1. Infectious disease – those spread by contact with
infected people or animals, through airborne inhalation, or by water or food –
are still threads to us today. The influenza virus for example infects a
staggering 5 million people worldwide every single year, travelling from person
to person in airborne droplets, and causing chills, fever, sore throat, runny
nose, headaches and muscle pain.
2. The flu virus changes gradually by a process known
as antigenic drift. As the virus replicates, single nucleotide errors occur in
the viral genome, causing minute changes to the proteins that coat the outside
of the virus. The immune system recognizes these proteins to detect and destroy
the infection, so as they change, the ability of the body to recognize the
virus decreases, preventing people from building up immunity.
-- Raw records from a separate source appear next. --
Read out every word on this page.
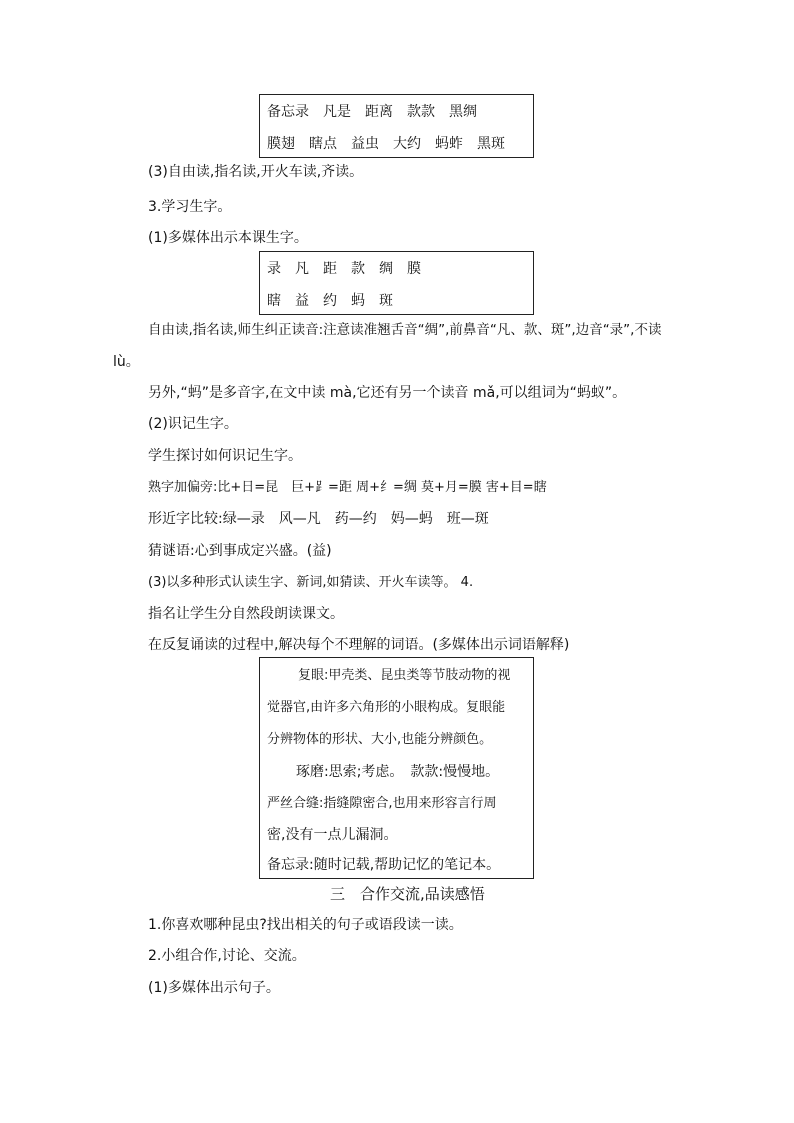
备忘录　凡是　距离　款款　黑绸
膜翅　瞎点　益虫　大约　蚂蚱　黑斑
(3)自由读,指名读,开火车读,齐读。
3.学习生字。
(1)多媒体出示本课生字。
录　凡　距　款　绸　膜
瞎　益　约　蚂　斑
自由读,指名读,师生纠正读音:注意读准翘舌音“绸”,前鼻音“凡、款、斑”,边音“录”,不读
lù。
另外,“蚂”是多音字,在文中读 mà,它还有另一个读音 mǎ,可以组词为“蚂蚁”。
(2)识记生字。
学生探讨如何识记生字。
熟字加偏旁:比+日=昆　巨+⻊=距 周+纟=绸 莫+月=膜 害+目=瞎
形近字比较:绿—录　风—凡　药—约　妈—蚂　班—斑
猜谜语:心到事成定兴盛。(益)
(3)以多种形式认读生字、新词,如猜读、开火车读等。 4.
指名让学生分自然段朗读课文。
在反复诵读的过程中,解决每个不理解的词语。(多媒体出示词语解释)
复眼:甲壳类、昆虫类等节肢动物的视
觉器官,由许多六角形的小眼构成。复眼能
分辨物体的形状、大小,也能分辨颜色。
琢磨:思索;考虑。　款款:慢慢地。
严丝合缝:指缝隙密合,也用来形容言行周
密,没有一点儿漏洞。
备忘录:随时记载,帮助记忆的笔记本。
三　合作交流,品读感悟
1.你喜欢哪种昆虫?找出相关的句子或语段读一读。
2.小组合作,讨论、交流。
(1)多媒体出示句子。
Not only does the
virus make continual, subtle changes to its genome and proteins, but it also
occasionally develops huge mutations.
3. Spanish Flu is a truly global pandemic, some
believe that this influenza virus, which emerged in 1918, killed as many as
40-50 million people around the world. The Black Death is an infamous bubonic
plague outbreak swept across Asia into Europe with a total death toll of
roughly 100 million.
4. Flu virus can definitely cause a pandemic in the
future. As for other diseases, it is hard to predict. The human immunodeficiency
virus has raged since the early-Eighties. This pandemic has claimed around 25
million lives. Approximately 34 million people currently have HIV across the
globe. Could a pandemic end humanity? It could. But there are medical and
allied sciences like epidemiology and modelling are so strong now. It is
unlikely a pandemic would wipe out humanity, but it could cause huge damage,
particularly in some areas of the world with weak health infrastructure.